Bartolomé de Las Casas was born to an aristocratic family in Seville in 1474. He studied theology and law at the University of Salamanca before accompanying Columbus on his third voyage to America in 1498. In 1511 Las Casas went to Santo Domingo to join the priesthood; a year later, he participated in the colonization of Cuba. The torture, enslavement, and generally inhumane treatment of the Indians that he witnessed during Cuba's colonization compelled him to defend them against further mistreatment, and in 1521, by the decree of the Holy Roman Emperor Charles V (who was also king Charles I of Spain), Las Casas was granted an opportunity to plan and implement a system of non-violent colonization and Christian indoctrination in the district of Cumaná in Venezuela, but the experiment failed. Disheartened, he joined the Dominicans in 1523 and for several years refrained from any direct involvement in Spain's colonial policies. During this period of profound introspection, he began to write his first extensive works, the Historia de las Indias (History of the Indies; 1875) and the Apologética historia sumaria (Summary Apologetical History; 1951). In the 1530s Las Casas began once again to take an active role with regard to Spanish policies, travelling to Venezuela, Perú, New Granada, Darién and Guatemala to observe colonial practices. Assuming that the royal family and governing councils in Spain were unaware of the violent acts that conquistadors committed in their names, Las Casas drafted and circulated among them many treatises, proclamations, and petitions calling for the reform of Spain's colonization
practices. Named Bishop of Chiapas in Mexico in 1543, Las Casas remained in this position until he returned to Spain in 1549. In Spain, he began writing his Apología (In Defense of the Indians; 1552). This became the basis of his argument against Juan Gines de Sepúlveda, an Aristotelian scholar who argued at the council of Valladolid in 1550–51 for the continued violent means of New World conquest on the grounds that there is a natural inequality among human beings. Las Casas actively campaigned for more humane treatment of Native Americans until his death in Madrid in 1566.
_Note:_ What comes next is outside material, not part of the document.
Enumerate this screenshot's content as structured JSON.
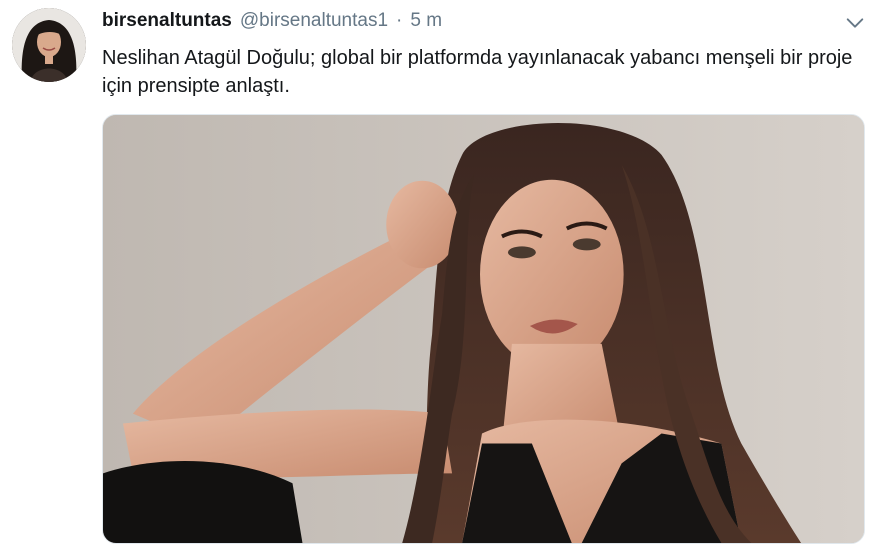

Las Casas began writing his first comprehensive work, Historia de las Indias, around 1527. This polemical work outlines Europe's New World conquests from 1492 to 1520 and attempts to portray Native Americans as culturally different from, but equal to Europeans. At the same time, Las Casas started his Apologética historia sumaria, which recognized the legitimacy of Native American societies and argued that they would best respond to non-violent means of Christian indoctrination. Many of Las Casas's subsequent works consist largely of excerpts from these two histories. His most famous, the Brevísima relación de la destrucción de las Indias (The Devastation of the Indies: A Brief Account, 1552), was his only work published before his death. Written in 1542 and published ten years later in Seville without the consent of the Royal Council, the Brief Account was Las Casas's most acrimonious assault on Spanish colonial policies. It was officially banned in Spain by the Holy Tribunal of Zaragoza in 1660, but new editions appeared periodically throughout Europe.
During his lifetime, many Spanish nationalists and governmental officials characterized Las Casas as a traitor and a fanatic who should be publically reprimanded and whose writings should be banned. Despite the negative reception in his homeland, Las Casas's influence had enduring political repercussions. His defense at Valladolid influenced Philip II's 1573 ordinance regulating the use of armed force during new conquests. His Brief Account was used as a source of anti-Spanish propaganda by the English at the end of the sixteenth century, and later by other countries including the Netherlands, Italy, Germany, France, and the United States. In 1898, prior to the Spanish-American War, a translation of the Brief Account (entitled An Historical and True Account of the Cruel Massacre and Slaughter of 20,000,000 People in the West Indies by the Spaniards) was published in New York in an effort to arouse negative sentiments against Spaniards in Cuba. Some modern Spanish historians still characterize Las Casas as delusional and dangerous, but many others contend that his often exaggerated testimony and somewhat dubious statistics do not significantly lessen the value of either his analyses or his humanitarian principles.